Malaysian Employers Dubbed As One Of The Stingiest Paymasters In Southeast Asia
According to a report by Utusan Malaysia, employers in Malaysia are one of the stingiest paymasters in Southeast Asia. Compared to our neighboring countries, Malaysian businesses only contribute 25% of the country's gross domestic product (GDP) as wages to workers, while Singapore's is at 40%, Indonesia at 84%, and the Philippines at 76%.
That said, these figures take into consideration of the country's population size, with Malaysia at 33 million people, Singapore at 5.6 million, Indonesia at 273 million, and the Philippines at 109 million people. President of Malaysia's Trades Union Congress (MTUC) Abdul Halim Mansor said that Malaysia's numbers did not make any sense, considering how most employers on average were able to provide wages higher than the stipulated minimum of RM1,200.
He also added the recent discussions on raising the minimum wages to RM1,500, and how many were still hesitant to take up such a mandate. “They keep reiterating that now is not the right time to increase the minimum wage to RM1,500 because of the economic difficulties and COVID-19. This excuse has now become the standard, even if the government has initiated various assistance programs worth billions of ringgit,” he said.
Meanwhile, the Malaysian Employers' Federation (MEF) heavily opposes the proposal of increasing minimum wage to RM1,500, saying that the move will only benefit foreign workers in Malaysia.
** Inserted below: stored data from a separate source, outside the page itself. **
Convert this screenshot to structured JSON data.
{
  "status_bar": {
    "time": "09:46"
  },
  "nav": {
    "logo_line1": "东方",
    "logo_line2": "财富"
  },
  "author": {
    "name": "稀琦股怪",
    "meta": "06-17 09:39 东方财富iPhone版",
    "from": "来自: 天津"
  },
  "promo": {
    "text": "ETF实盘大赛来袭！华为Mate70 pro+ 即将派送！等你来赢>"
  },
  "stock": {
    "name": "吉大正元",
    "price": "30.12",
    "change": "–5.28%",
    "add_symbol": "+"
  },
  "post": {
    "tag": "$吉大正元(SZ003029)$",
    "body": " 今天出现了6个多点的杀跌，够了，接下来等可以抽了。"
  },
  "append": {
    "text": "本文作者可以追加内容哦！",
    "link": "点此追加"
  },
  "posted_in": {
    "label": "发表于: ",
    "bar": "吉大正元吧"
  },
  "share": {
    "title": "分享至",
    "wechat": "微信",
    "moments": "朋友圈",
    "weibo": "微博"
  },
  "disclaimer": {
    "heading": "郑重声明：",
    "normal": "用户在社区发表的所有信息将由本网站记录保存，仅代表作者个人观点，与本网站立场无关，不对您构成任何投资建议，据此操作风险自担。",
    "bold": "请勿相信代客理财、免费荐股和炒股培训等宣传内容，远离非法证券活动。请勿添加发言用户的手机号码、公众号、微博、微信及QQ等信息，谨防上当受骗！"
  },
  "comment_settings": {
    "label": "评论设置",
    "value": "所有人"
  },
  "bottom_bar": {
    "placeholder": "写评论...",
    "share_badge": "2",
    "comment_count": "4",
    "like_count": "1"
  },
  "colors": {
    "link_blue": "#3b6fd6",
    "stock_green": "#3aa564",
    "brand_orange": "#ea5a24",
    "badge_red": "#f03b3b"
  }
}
Abdul Halim criticised these notions and highlighted how Malaysian employees and workers were being made to work harder for less in return. “Comparatively, Malaysian employers only spend around 25 percent of the GDP to pay employees, making Malaysia the stingiest country in Southeast Asia in this regard.”
“People now are also seeking jobs with better prospects and innovation,” he said. “A minimum wage increase isn’t just a request, it’s a necessity. We’re not asking for something unreasonable, and don’t want to bankrupt employers. We just want to see a little improvement, that’s all,” said Abdul Halim.